La combinaison d'ultrasons et de microbulles de gaz constitue également une méthode facile à utiliser et rentable pour la délivrance locale et non invasive de molécules chimiothérapeutiques, d'agents photothermiques, d'antigènes associés au mélanome et de molécules immunomodulatrices dans le mélanome. Cette méthode s'appelle la sonoporation. Ce processus permet d'augmenter la perméabilisation des vaisseaux sanguins à ces molécules, facilitant ainsi leur accumulation dans la tumeur uniquement sans induire d'effets secondaires sur les tissus sains. Cette méthode permet de traiter les mélanomes cutanés primitifs et métastatiques sous le contrôle de l'échographie. Cependant, nous devons garder à l’esprit que les études actuelles sur l’efficacité de la délivrance de molécules thérapeutiques par sonoporation ont été principalement décrits sur des modèles animaux de mélanome primaire et métastatique. En effet, aucune preuve de concept n’a été validée à ce jour dans des études cliniques.
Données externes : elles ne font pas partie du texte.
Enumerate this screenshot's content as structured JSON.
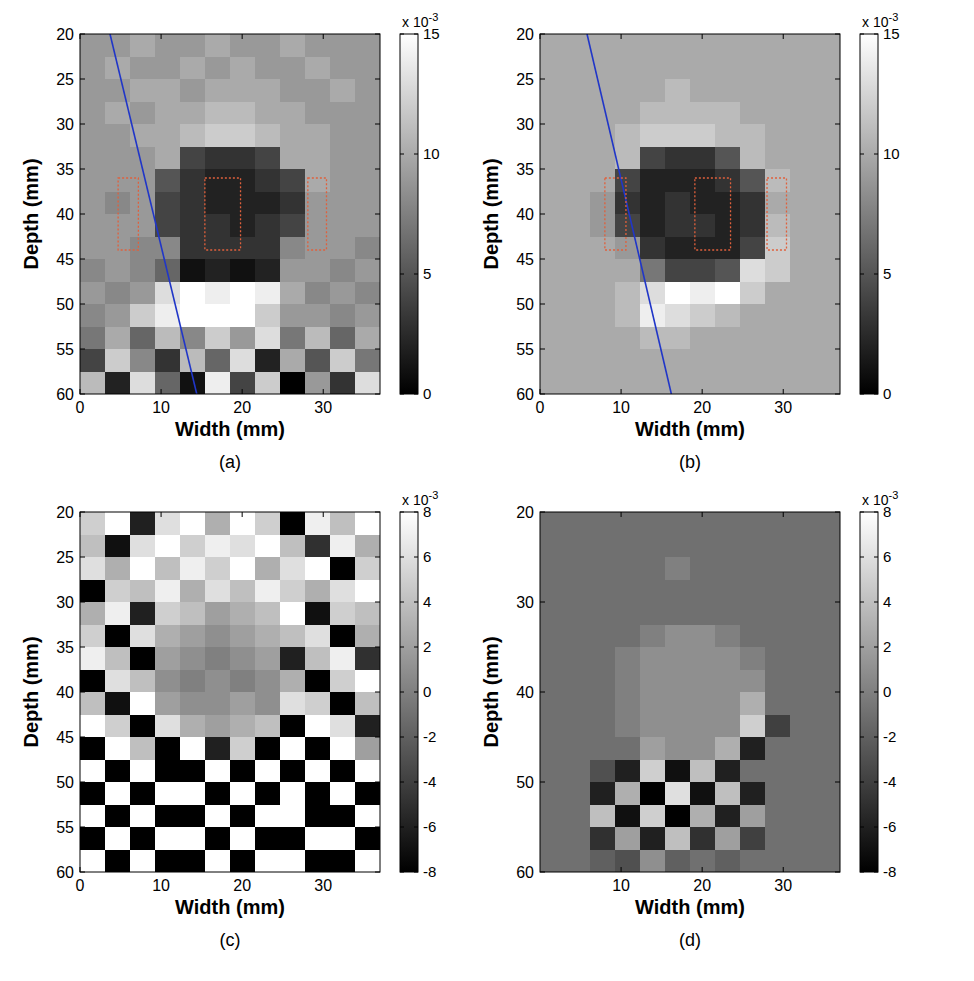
{
  "chart_data": [
    {
      "type": "heatmap",
      "panel_label": "(a)",
      "x_label": "Width (mm)",
      "y_label": "Depth (mm)",
      "xlim": [
        0,
        37
      ],
      "ylim": [
        20,
        60
      ],
      "xticks": [
        0,
        10,
        20,
        30
      ],
      "yticks": [
        20,
        25,
        30,
        35,
        40,
        45,
        50,
        55,
        60
      ],
      "color": "gray",
      "cells": [
        [
          9,
          9,
          10,
          9,
          9,
          10,
          9,
          9,
          10,
          9,
          9,
          9
        ],
        [
          9,
          10,
          9,
          9,
          10,
          9,
          10,
          9,
          9,
          10,
          9,
          9
        ],
        [
          9,
          9,
          10,
          10,
          9,
          10,
          10,
          10,
          9,
          9,
          10,
          9
        ],
        [
          9,
          10,
          9,
          10,
          10,
          11,
          11,
          10,
          10,
          9,
          9,
          9
        ],
        [
          9,
          9,
          10,
          10,
          11,
          12,
          12,
          11,
          10,
          10,
          9,
          9
        ],
        [
          9,
          9,
          9,
          10,
          4,
          3,
          3,
          4,
          10,
          10,
          9,
          9
        ],
        [
          9,
          9,
          9,
          5,
          3,
          2,
          2,
          3,
          4,
          10,
          9,
          9
        ],
        [
          9,
          8,
          9,
          4,
          3,
          2,
          2,
          2,
          3,
          9,
          9,
          9
        ],
        [
          9,
          9,
          9,
          4,
          3,
          3,
          2,
          3,
          4,
          9,
          9,
          9
        ],
        [
          9,
          9,
          8,
          8,
          3,
          3,
          3,
          3,
          8,
          9,
          9,
          8
        ],
        [
          8,
          9,
          8,
          6,
          1,
          2,
          1,
          2,
          9,
          9,
          8,
          9
        ],
        [
          9,
          8,
          9,
          13,
          15,
          14,
          15,
          14,
          10,
          8,
          9,
          8
        ],
        [
          8,
          9,
          12,
          14,
          15,
          15,
          15,
          12,
          9,
          9,
          8,
          9
        ],
        [
          7,
          10,
          6,
          11,
          8,
          12,
          9,
          13,
          7,
          11,
          6,
          10
        ],
        [
          4,
          12,
          8,
          3,
          11,
          6,
          13,
          2,
          10,
          5,
          12,
          7
        ],
        [
          11,
          2,
          13,
          6,
          1,
          14,
          4,
          12,
          0,
          9,
          3,
          13
        ]
      ],
      "colorbar": {
        "range": [
          0,
          15
        ],
        "ticks": [
          0,
          5,
          10,
          15
        ],
        "label": "x 10",
        "label_exponent": "-3"
      },
      "overlay_line": {
        "x": [
          3.7,
          14.4
        ],
        "y": [
          20,
          60
        ],
        "color": "#2036c8"
      },
      "regions": {
        "color": "#e0603c",
        "boxes": [
          {
            "x": [
              4.7,
              7.2
            ],
            "y": [
              36,
              44
            ]
          },
          {
            "x": [
              15.4,
              19.8
            ],
            "y": [
              36,
              44
            ]
          },
          {
            "x": [
              28.1,
              30.4
            ],
            "y": [
              36,
              44
            ]
          }
        ]
      }
    },
    {
      "type": "heatmap",
      "panel_label": "(b)",
      "x_label": "Width (mm)",
      "y_label": "Depth (mm)",
      "xlim": [
        0,
        37
      ],
      "ylim": [
        20,
        60
      ],
      "xticks": [
        0,
        10,
        20,
        30
      ],
      "yticks": [
        20,
        25,
        30,
        35,
        40,
        45,
        50,
        55,
        60
      ],
      "color": "gray",
      "cells": [
        [
          10,
          10,
          10,
          10,
          10,
          10,
          10,
          10,
          10,
          10,
          10,
          10
        ],
        [
          10,
          10,
          10,
          10,
          10,
          10,
          10,
          10,
          10,
          10,
          10,
          10
        ],
        [
          10,
          10,
          10,
          10,
          10,
          11,
          10,
          10,
          10,
          10,
          10,
          10
        ],
        [
          10,
          10,
          10,
          10,
          11,
          11,
          11,
          11,
          10,
          10,
          10,
          10
        ],
        [
          10,
          10,
          10,
          11,
          12,
          12,
          12,
          11,
          11,
          10,
          10,
          10
        ],
        [
          10,
          10,
          10,
          11,
          4,
          3,
          3,
          5,
          11,
          10,
          10,
          10
        ],
        [
          10,
          10,
          10,
          4,
          2,
          2,
          2,
          3,
          5,
          11,
          10,
          10
        ],
        [
          10,
          10,
          9,
          3,
          2,
          3,
          2,
          2,
          3,
          10,
          10,
          10
        ],
        [
          10,
          10,
          9,
          4,
          2,
          3,
          3,
          2,
          3,
          11,
          10,
          10
        ],
        [
          10,
          10,
          10,
          9,
          3,
          2,
          2,
          2,
          4,
          12,
          10,
          10
        ],
        [
          10,
          10,
          10,
          10,
          7,
          4,
          4,
          5,
          13,
          12,
          10,
          10
        ],
        [
          10,
          10,
          10,
          11,
          13,
          15,
          14,
          15,
          12,
          10,
          10,
          10
        ],
        [
          10,
          10,
          10,
          11,
          14,
          13,
          12,
          11,
          10,
          10,
          10,
          10
        ],
        [
          10,
          10,
          10,
          10,
          11,
          11,
          10,
          10,
          10,
          10,
          10,
          10
        ],
        [
          10,
          10,
          10,
          10,
          10,
          10,
          10,
          10,
          10,
          10,
          10,
          10
        ],
        [
          10,
          10,
          10,
          10,
          10,
          10,
          10,
          10,
          10,
          10,
          10,
          10
        ]
      ],
      "colorbar": {
        "range": [
          0,
          15
        ],
        "ticks": [
          0,
          5,
          10,
          15
        ],
        "label": "x 10",
        "label_exponent": "-3"
      },
      "overlay_line": {
        "x": [
          5.8,
          16.2
        ],
        "y": [
          20,
          60
        ],
        "color": "#2036c8"
      },
      "regions": {
        "color": "#e0603c",
        "boxes": [
          {
            "x": [
              8.0,
              10.6
            ],
            "y": [
              36,
              44
            ]
          },
          {
            "x": [
              19.1,
              23.5
            ],
            "y": [
              36,
              44
            ]
          },
          {
            "x": [
              28.0,
              30.4
            ],
            "y": [
              36,
              44
            ]
          }
        ]
      }
    },
    {
      "type": "heatmap",
      "panel_label": "(c)",
      "x_label": "Width (mm)",
      "y_label": "Depth (mm)",
      "xlim": [
        0,
        37
      ],
      "ylim": [
        20,
        60
      ],
      "xticks": [
        0,
        10,
        20,
        30
      ],
      "yticks": [
        20,
        25,
        30,
        35,
        40,
        45,
        50,
        55,
        60
      ],
      "color": "gray",
      "cells": [
        [
          5,
          8,
          -6,
          6,
          8,
          3,
          8,
          5,
          -8,
          7,
          4,
          8
        ],
        [
          4,
          -7,
          6,
          8,
          5,
          7,
          6,
          8,
          4,
          -5,
          7,
          3
        ],
        [
          6,
          3,
          8,
          4,
          7,
          5,
          8,
          3,
          6,
          8,
          -8,
          5
        ],
        [
          -8,
          5,
          4,
          7,
          3,
          6,
          4,
          7,
          5,
          3,
          6,
          8
        ],
        [
          3,
          7,
          -6,
          5,
          4,
          2,
          3,
          4,
          8,
          -7,
          5,
          4
        ],
        [
          5,
          -8,
          6,
          3,
          2,
          1,
          2,
          3,
          4,
          6,
          -8,
          3
        ],
        [
          7,
          4,
          -8,
          2,
          1,
          0,
          1,
          2,
          -6,
          4,
          7,
          -5
        ],
        [
          -8,
          6,
          4,
          1,
          0,
          1,
          0,
          1,
          3,
          -8,
          5,
          8
        ],
        [
          4,
          -7,
          8,
          2,
          1,
          1,
          2,
          1,
          6,
          5,
          -8,
          4
        ],
        [
          8,
          5,
          -8,
          6,
          3,
          2,
          3,
          4,
          -8,
          8,
          6,
          -6
        ],
        [
          -8,
          8,
          4,
          -8,
          8,
          -6,
          5,
          -8,
          8,
          -8,
          8,
          2
        ],
        [
          8,
          -8,
          8,
          -8,
          -8,
          8,
          -8,
          8,
          -8,
          8,
          -8,
          8
        ],
        [
          -8,
          8,
          -8,
          8,
          8,
          -8,
          8,
          -8,
          8,
          -8,
          8,
          -8
        ],
        [
          8,
          -8,
          8,
          -8,
          -8,
          8,
          -8,
          8,
          8,
          -8,
          -8,
          8
        ],
        [
          -8,
          8,
          -8,
          8,
          8,
          -8,
          8,
          -8,
          -8,
          8,
          8,
          -8
        ],
        [
          8,
          -8,
          8,
          -8,
          -8,
          8,
          -8,
          8,
          8,
          -8,
          -8,
          8
        ]
      ],
      "colorbar": {
        "range": [
          -8,
          8
        ],
        "ticks": [
          -8,
          -6,
          -4,
          -2,
          0,
          2,
          4,
          6,
          8
        ],
        "label": "x 10",
        "label_exponent": "-3"
      }
    },
    {
      "type": "heatmap",
      "panel_label": "(d)",
      "x_label": "Width (mm)",
      "y_label": "Depth (mm)",
      "xlim": [
        0,
        37
      ],
      "ylim": [
        20,
        60
      ],
      "xticks": [
        10,
        20,
        30
      ],
      "yticks": [
        20,
        30,
        40,
        50,
        60
      ],
      "color": "gray",
      "cells": [
        [
          -1,
          -1,
          -1,
          -1,
          -1,
          -1,
          -1,
          -1,
          -1,
          -1,
          -1,
          -1
        ],
        [
          -1,
          -1,
          -1,
          -1,
          -1,
          -1,
          -1,
          -1,
          -1,
          -1,
          -1,
          -1
        ],
        [
          -1,
          -1,
          -1,
          -1,
          -1,
          0,
          -1,
          -1,
          -1,
          -1,
          -1,
          -1
        ],
        [
          -1,
          -1,
          -1,
          -1,
          -1,
          -1,
          -1,
          -1,
          -1,
          -1,
          -1,
          -1
        ],
        [
          -1,
          -1,
          -1,
          -1,
          -1,
          -1,
          -1,
          -1,
          -1,
          -1,
          -1,
          -1
        ],
        [
          -1,
          -1,
          -1,
          -1,
          0,
          1,
          1,
          0,
          -1,
          -1,
          -1,
          -1
        ],
        [
          -1,
          -1,
          -1,
          0,
          1,
          1,
          1,
          1,
          0,
          -1,
          -1,
          -1
        ],
        [
          -1,
          -1,
          -1,
          0,
          1,
          1,
          1,
          1,
          1,
          -1,
          -1,
          -1
        ],
        [
          -1,
          -1,
          -1,
          0,
          1,
          1,
          1,
          1,
          3,
          -1,
          -1,
          -1
        ],
        [
          -1,
          -1,
          -1,
          0,
          1,
          1,
          1,
          1,
          5,
          -4,
          -1,
          -1
        ],
        [
          -1,
          -1,
          -1,
          -1,
          2,
          1,
          1,
          3,
          -6,
          -1,
          -1,
          -1
        ],
        [
          -1,
          -1,
          -3,
          -6,
          5,
          -7,
          4,
          -6,
          -1,
          -1,
          -1,
          -1
        ],
        [
          -1,
          -1,
          -6,
          3,
          -8,
          6,
          -7,
          4,
          -6,
          -1,
          -1,
          -1
        ],
        [
          -1,
          -1,
          4,
          -7,
          5,
          -8,
          3,
          -6,
          2,
          -1,
          -1,
          -1
        ],
        [
          -1,
          -1,
          -5,
          2,
          -6,
          4,
          -5,
          2,
          -4,
          -1,
          -1,
          -1
        ],
        [
          -1,
          -1,
          -2,
          -3,
          1,
          -2,
          -1,
          -2,
          -1,
          -1,
          -1,
          -1
        ]
      ],
      "colorbar": {
        "range": [
          -8,
          8
        ],
        "ticks": [
          -8,
          -6,
          -4,
          -2,
          0,
          2,
          4,
          6,
          8
        ],
        "label": "x 10",
        "label_exponent": "-3"
      }
    }
  ]
}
De plus, malgré des résultats prometteurs, nous devons nous interroger si la délivrance de molécules thérapeutiques par sonoporation est pertinente pour le traitement du mélanome cutané primitif. En effet, l’exérèse chirurgical du mélanome primaire est peu invasive, efficace et sûre. Cependant, l’activation et/ou la stimulation de la réponse immunitaire anti-tumorale par la délivrance d'antigènes anti-mélanome et de molécules immunomodulatrices par sonoporation a donné des résultats prometteurs pour le traitement des mélanomes métastatiques. Les données actuelles devraient être confirmées dans un avenir proche sur des modèles animaux de mélanome métastatique avant d'être étudié chez l'homme.